“What’s it a picture of?” asked Theo, angry with himself that he had never heard of the painting and knew nothing of the artist.
“An execution. One that’s about to happen, and the kneeling man with his hands up in the middle of the picture knows that there’s no escape. You can tell from the look in his eyes. He’s terrified, outraged that his life is going to end, but the point is it doesn’t matter. All around him are peasants that have already been shot, and behind him are those that are going to be next, and the soldiers in the firing squad don’t care. They’re pitiless. Nothing will stop them. The man’s not a martyr or a hero, he’s just a target—a sunburnt labourer in a white smock who they’re going to kill. There’s no hope, no justice, no God—that’s what the picture is saying.”
“But you don’t believe that,” said Theo, taken aback. “About the hope, I mean. I know you don’t.”
“No, you’re right, but you have to start with what Goya says. That’s what Nicolás told me. He said no one had painted like that before. Before him, it was always how things should be, not how they are. But Goya told the truth. That the rich are pitiless and cruel and will always starve and kill the poor to keep what they have, because that’s their nature. So we have to end all the things that subjugate—money, capitalism, the state, the Church.”
This encounter did not really happen—it’s an extract from my novel, The Palace at the End of the Sea—but there would doubtless have been many like it in the republican Spain of the 1930s.
The work being described is The Third of May 1808 (1814) by Francisco Goya. It’s a painting that depicts the brutal reprisals that were carried out by Napoleon’s soldiers against Spanish civilians following an uprising against French occupation during the Peninsular War.
I made the setting for this conversation a fictional village in the foothills of the Sierra Nevada mountains, north of Malaga. In the early 20th century, life in such places was extremely insular and had barely changed since mediaeval times. Much of the population were landless labourers who were paid starvation wages for backbreaking work on the vast estates owned by absentee aristocrats.
But Spain’s republican government wanted to find ways to bridge the chasm between town and countryside, believing that the nation’s culture belonged to the poor just as much as the rich. They commissioned artists to copy masterpieces in the Prado, which they then put under the care of educational missionaries who travelled to the remotest villages in lorries that bounced over potholed roads. There, the missionaries set up what were known as “Museums of the People” in town halls, decorating them with carpets and flowers and playing classical music on portable gramophones, while they used the paintings to instruct the villagers on Spanish culture and history. Films were shown too, and local lending libraries were set up. As may be imagined, these exhibitions had an extraordinary impact on the peasant population that had been submerged for centuries in ignorance and poverty. It showed them that life could, and should, be different.
A copy of Goya’s painting would have been among those taken out by the missionaries. The original had been commissioned by the Spanish government after Napoleon’s forces were ousted in 1814, on the basis that it would be a portrayal of heroic national resistance to foreign invasion. But Goya intended to paint nothing of the kind.

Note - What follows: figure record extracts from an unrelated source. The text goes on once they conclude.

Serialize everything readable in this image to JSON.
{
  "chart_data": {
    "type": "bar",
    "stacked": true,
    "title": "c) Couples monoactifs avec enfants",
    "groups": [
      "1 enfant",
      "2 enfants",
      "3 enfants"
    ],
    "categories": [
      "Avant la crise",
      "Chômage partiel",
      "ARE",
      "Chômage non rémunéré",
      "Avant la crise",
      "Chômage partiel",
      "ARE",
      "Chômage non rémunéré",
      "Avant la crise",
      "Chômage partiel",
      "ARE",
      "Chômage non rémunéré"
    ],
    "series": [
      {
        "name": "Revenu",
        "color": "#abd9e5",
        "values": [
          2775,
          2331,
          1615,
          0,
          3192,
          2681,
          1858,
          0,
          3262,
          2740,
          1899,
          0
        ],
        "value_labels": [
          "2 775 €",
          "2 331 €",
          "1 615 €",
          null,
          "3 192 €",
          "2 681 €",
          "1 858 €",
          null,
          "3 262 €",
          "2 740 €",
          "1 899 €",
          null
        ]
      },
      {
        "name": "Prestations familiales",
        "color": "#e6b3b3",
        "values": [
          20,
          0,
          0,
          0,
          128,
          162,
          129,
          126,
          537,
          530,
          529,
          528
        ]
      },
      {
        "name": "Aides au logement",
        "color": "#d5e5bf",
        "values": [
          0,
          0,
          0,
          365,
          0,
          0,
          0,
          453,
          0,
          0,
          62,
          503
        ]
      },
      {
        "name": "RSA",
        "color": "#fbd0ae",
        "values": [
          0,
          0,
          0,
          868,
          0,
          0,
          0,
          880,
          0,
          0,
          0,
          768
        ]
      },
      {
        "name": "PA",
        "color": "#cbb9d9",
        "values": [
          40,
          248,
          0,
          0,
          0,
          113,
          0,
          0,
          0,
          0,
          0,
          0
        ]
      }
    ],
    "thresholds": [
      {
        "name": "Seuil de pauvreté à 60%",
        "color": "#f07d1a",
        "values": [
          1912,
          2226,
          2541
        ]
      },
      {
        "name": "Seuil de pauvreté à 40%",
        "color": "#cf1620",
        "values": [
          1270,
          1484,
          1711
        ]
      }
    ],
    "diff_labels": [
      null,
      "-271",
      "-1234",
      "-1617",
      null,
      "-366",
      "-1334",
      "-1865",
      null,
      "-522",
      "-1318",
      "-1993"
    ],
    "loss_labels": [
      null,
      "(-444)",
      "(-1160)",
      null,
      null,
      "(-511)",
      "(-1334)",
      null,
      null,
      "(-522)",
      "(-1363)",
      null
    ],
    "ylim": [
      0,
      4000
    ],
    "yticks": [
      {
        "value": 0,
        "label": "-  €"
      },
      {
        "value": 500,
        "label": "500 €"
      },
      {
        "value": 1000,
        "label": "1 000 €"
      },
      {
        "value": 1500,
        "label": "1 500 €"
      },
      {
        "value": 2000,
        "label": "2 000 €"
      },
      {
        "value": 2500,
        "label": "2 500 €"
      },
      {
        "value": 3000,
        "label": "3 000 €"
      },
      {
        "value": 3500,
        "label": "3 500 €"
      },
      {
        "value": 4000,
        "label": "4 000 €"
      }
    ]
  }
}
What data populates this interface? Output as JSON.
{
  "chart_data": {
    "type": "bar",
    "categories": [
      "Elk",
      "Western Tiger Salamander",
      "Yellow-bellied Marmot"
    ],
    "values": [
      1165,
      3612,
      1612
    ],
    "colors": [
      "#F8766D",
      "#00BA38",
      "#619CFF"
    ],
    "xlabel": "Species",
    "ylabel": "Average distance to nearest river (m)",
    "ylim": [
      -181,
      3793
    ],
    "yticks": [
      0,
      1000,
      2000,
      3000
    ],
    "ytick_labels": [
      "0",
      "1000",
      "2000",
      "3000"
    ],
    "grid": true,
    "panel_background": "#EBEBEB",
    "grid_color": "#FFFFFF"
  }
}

No painter before had depicted war as something of such unmitigated cruelty, with no room for redemption through heroism or sacrifice. It doesn’t matter that the executioners in the painting are French and the victims Spanish; their roles could just as easily be reversed, because the inhumanity of man is universal. Goya’s message is revolutionary, and so too are the techniques he used to execute it. He placed the killers and their victims unrealistically close to each other because it would increase the emotional impact of what was being perpetrated. The bold use of light and dark intensifies the contrast between them, and between the dead and those about to die, who line back through a diminishing perspective into a dark indifferent cityscape, telling us that the killing will go on and that nothing can stop it.
The raw power of Goya’s painting must have been breathtaking in a pre-photographic age; it is small wonder that the restored Bourbon monarchs chose to keep it in storage, with no mention of it in the Prado’s catalogue until 1872. But in the years since, it has come to epitomise the horror of 20th-century warfare, presaging the murderous atrocities unleashed on Spain during the civil war that put an end to the educational missions and so much more. Red and white terror would have held no surprises for Goya. He had already seen it all.